La fugacidad del tiempo la advertimos en esos pequeños detalles que nos otorga la vida, como a mí me ocurrió ayer al subir a un ascensor. Era el de un inmueble en el que habité en el pasado. Fui a ver a un amigo convaleciente quien, por cierto, no estaba. Quise imaginar que eso era buena señal, pues intuí que andaba en franca recuperación y paseando por la ciudad.
Ocurre que no nos damos cuenta de los años transcurridos hasta que reparamos en un algo. Busqué en los buzones el piso exacto al que yo iba. Y descubrí el que me sirvió para recibir cartas que entonces consideré trascendentales en mi vida. Estaba lleno, copioso de correo de alguien que, intuí, no habitaba en la que un día fuera mi casa. La curiosidad me hizo leer el nombre del inquilino al que se dirigía toda aquella correspondencia.

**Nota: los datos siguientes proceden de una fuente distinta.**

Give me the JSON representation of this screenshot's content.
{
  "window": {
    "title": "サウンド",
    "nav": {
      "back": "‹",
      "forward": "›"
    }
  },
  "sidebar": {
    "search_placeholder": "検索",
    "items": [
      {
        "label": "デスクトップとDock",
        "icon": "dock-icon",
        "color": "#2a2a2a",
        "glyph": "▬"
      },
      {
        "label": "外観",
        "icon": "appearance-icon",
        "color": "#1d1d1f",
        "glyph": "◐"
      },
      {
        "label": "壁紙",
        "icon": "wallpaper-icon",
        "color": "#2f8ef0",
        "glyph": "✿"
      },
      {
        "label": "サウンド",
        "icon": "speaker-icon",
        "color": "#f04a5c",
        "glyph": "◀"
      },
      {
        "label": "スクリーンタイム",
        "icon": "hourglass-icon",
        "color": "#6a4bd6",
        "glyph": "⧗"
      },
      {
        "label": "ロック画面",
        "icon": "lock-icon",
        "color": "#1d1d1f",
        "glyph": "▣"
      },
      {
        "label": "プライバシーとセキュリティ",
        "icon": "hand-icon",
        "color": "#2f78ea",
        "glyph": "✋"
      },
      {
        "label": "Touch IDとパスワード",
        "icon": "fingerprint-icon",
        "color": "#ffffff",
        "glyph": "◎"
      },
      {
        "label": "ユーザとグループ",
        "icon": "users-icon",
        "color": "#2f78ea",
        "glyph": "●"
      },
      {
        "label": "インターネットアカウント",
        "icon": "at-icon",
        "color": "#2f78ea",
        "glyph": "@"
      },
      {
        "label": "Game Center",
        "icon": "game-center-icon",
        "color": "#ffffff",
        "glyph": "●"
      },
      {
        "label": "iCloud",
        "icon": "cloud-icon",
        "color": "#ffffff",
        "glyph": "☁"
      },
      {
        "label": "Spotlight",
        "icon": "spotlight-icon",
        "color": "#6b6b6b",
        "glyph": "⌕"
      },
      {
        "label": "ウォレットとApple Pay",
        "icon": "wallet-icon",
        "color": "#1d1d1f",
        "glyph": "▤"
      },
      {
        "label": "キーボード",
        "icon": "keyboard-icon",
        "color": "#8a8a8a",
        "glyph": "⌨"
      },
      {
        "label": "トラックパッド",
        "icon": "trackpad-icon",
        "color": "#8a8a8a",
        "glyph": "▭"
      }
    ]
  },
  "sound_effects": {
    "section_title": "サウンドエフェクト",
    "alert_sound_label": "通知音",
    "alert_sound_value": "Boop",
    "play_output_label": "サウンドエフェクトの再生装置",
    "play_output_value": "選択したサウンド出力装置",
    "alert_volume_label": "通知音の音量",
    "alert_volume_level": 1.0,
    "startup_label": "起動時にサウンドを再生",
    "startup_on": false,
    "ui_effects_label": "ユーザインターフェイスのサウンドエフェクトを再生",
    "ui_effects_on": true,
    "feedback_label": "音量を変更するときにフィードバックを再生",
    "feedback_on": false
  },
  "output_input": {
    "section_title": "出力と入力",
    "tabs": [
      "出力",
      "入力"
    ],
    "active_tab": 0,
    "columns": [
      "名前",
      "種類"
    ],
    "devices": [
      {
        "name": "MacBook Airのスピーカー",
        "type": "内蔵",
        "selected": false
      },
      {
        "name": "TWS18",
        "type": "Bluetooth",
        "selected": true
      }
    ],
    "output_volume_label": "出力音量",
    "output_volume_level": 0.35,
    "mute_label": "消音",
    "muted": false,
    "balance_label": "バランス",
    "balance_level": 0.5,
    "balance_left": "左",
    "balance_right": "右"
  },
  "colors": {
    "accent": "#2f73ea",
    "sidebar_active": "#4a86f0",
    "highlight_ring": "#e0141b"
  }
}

Deduje que la vivienda, que yo disfruté en régimen de alquiler, seguía perteneciendo a mi antiguo casero.
Subí al ascensor y vi el botón que apreté durante dos años de mi existencia para que aquel habitáculo se elevara hasta el sexto piso. Me dio un escalofrío al evocar alguna de las vivencias allí sentidas. Como ya he dicho, mi amigo no estaba. Bajando hacia la puerta, hice memoria. Habían pasado más de veinte años desde mi salida. Y ya ni recordaba si alguna vez había vuelto por allí. Qué fragilidad la mía.